Prolactin (PRL)-Producing Pituitary Tumors
PRL-producing pituitary tumors, also known as prolactinomas and lactotroph adenomas, secrete PRL and are typically an intrasellar tumor. In women, these adenomas are often small (<10 mm). In either sex, however, they can become large enough to enlarge the sella turcica. These adenomas represent the most common hormone-producing pituitary tumors and account for 25% to 41% of tumor specimens.
Adrenocorticotrophic Hormone (ACTH)-Producing Pituitary Tumors
The major manifestation of ACTH-producing pituitary tumors, also know as corticotroph adenomas, is secretion of adrenocorticotropic hormone (ACTH), which results in Cushing syndrome. These tumors are initially confined to the sella turcica, but they may enlarge and become invasive after bilateral adrenalectomy (i.e., Nelson syndrome). These adenomas represent the second or third most common hormone-producing pituitary tumors, depending on the series; in one series, these tumors accounted for 10% of all tumor specimens.[1,3]
Growth Hormone (GH)-Producing Pituitary Tumors
GH-producing pituitary tumors, also known as somatotroph adenomas, produce GH, resulting in gigantism in younger patients and acromegaly in others. Suprasellar extension is not uncommon. These adenomas represent the second or third most common hormone-producing pituitary tumors, depending on the series; in one series these adenomas accounted for 13% of tumor specimens.[1,3]
Thyrotropin-Producing Pituitary Tumors
Thyrotroph-producing pituitary tumors, also known as thyrotroph adenomas, secrete thyroid-stimulating hormone (TSH), also known as thyrotropin, which results in hyperthyroidism without TSH suppression. Many are large and invasive, may be plurihormonal, and secrete both GH and/or PRL. These tumors are rare and account for no more than 2% of tumor specimens.[1,3,20]
Gonadotroph (FSH-Producing and/or LH-Producing) Adenomas
Gonadotroph adenomas may secrete FSH and/or LH, or the alpha or beta subunits that comprise these heterodimers, which, depending on gender, may result in ovarian overstimulation, increased testosterone levels, testicular enlargement, and pituitary insufficiency caused by compression of the pituitary stalk or destruction of normal pituitary tissue by tumor. Many gonadotroph tumors, however, are unassociated with clinical or biochemical evidence of hormone excess and may be considered to be nonfunctioning or endocrine-inactive tumors. Functional, clinically detectable gonadotroph adenomas are rare.
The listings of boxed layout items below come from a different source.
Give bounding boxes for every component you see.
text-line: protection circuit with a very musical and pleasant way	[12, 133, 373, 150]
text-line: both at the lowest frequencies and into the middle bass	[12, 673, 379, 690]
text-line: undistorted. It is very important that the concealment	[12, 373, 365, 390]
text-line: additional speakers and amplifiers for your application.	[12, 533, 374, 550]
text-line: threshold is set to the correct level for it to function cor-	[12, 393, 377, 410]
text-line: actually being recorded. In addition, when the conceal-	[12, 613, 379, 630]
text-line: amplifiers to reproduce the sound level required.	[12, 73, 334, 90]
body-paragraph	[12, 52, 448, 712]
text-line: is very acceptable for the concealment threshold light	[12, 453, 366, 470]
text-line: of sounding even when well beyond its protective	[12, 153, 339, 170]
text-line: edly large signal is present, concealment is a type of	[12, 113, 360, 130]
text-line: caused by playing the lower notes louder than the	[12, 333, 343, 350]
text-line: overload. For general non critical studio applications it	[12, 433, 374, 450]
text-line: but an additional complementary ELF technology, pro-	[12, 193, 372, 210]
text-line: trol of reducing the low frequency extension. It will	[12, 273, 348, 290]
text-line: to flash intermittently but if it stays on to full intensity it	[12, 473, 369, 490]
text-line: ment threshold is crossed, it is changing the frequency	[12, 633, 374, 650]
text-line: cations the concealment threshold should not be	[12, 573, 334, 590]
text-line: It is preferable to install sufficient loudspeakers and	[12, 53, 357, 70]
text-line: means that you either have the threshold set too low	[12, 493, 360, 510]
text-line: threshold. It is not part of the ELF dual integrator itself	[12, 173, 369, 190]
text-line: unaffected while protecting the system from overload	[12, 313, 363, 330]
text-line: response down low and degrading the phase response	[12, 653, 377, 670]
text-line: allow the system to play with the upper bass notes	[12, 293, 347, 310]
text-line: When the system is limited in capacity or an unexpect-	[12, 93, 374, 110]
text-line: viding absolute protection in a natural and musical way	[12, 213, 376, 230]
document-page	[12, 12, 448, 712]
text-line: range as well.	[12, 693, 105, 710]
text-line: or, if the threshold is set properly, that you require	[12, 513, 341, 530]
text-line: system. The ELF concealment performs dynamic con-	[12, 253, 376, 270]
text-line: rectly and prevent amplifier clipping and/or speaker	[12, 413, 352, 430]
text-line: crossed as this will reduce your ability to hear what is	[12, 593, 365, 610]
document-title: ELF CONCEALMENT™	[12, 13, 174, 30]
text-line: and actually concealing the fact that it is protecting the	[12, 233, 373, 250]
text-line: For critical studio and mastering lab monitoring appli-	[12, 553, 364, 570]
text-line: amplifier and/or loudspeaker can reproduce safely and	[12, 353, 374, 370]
Plurihormonal tumors produce more than one hormone. Morphologically, they can be either monomorphous or plurimorphous. Monomorphous plurihormonal adenomas consist of one cell population that produces two or more hormones. The adenoma cells often differ from nontumorous adenohypophysial cells, and their cellular derivation may remain obscure despite extensive morphological studies. Plurimorphous plurihormonal adenomas consist of two or more distinct cell types, and each produces one hormone. Thyrotroph adenomas are often plurihormonal.
Nonfunctioning (Endocrine-Inactive) Adenomas
These tumors arise from the adenohypophysis and cause symptoms when they extend beyond the sella, which results in pressure on the surrounding structures rather than secretion of a hormonally active substance. Endocrine-inactive adenomas show positive immunostaining for one or more pituitary hormones; however, they are not associated with clinical and biochemical evidence of hormone excess. Gonadotrophic hormones, as detected by antisera to beta-FSH and beta-LH, are present in many clinically nonfunctioning adenomas. Some of these adenomas are recognized by electron microscopy to have gonadotrophic differentiation, but some have characteristics of less well-differentiated cells and resemble the null cells that were initially thought to be undifferentiated precursors of adenohypophysial cells. Endocrine-inactive pituitary adenomas comprise approximately 30% to 35% of the pituitary tumors in most series and are the most common type of macroadenoma.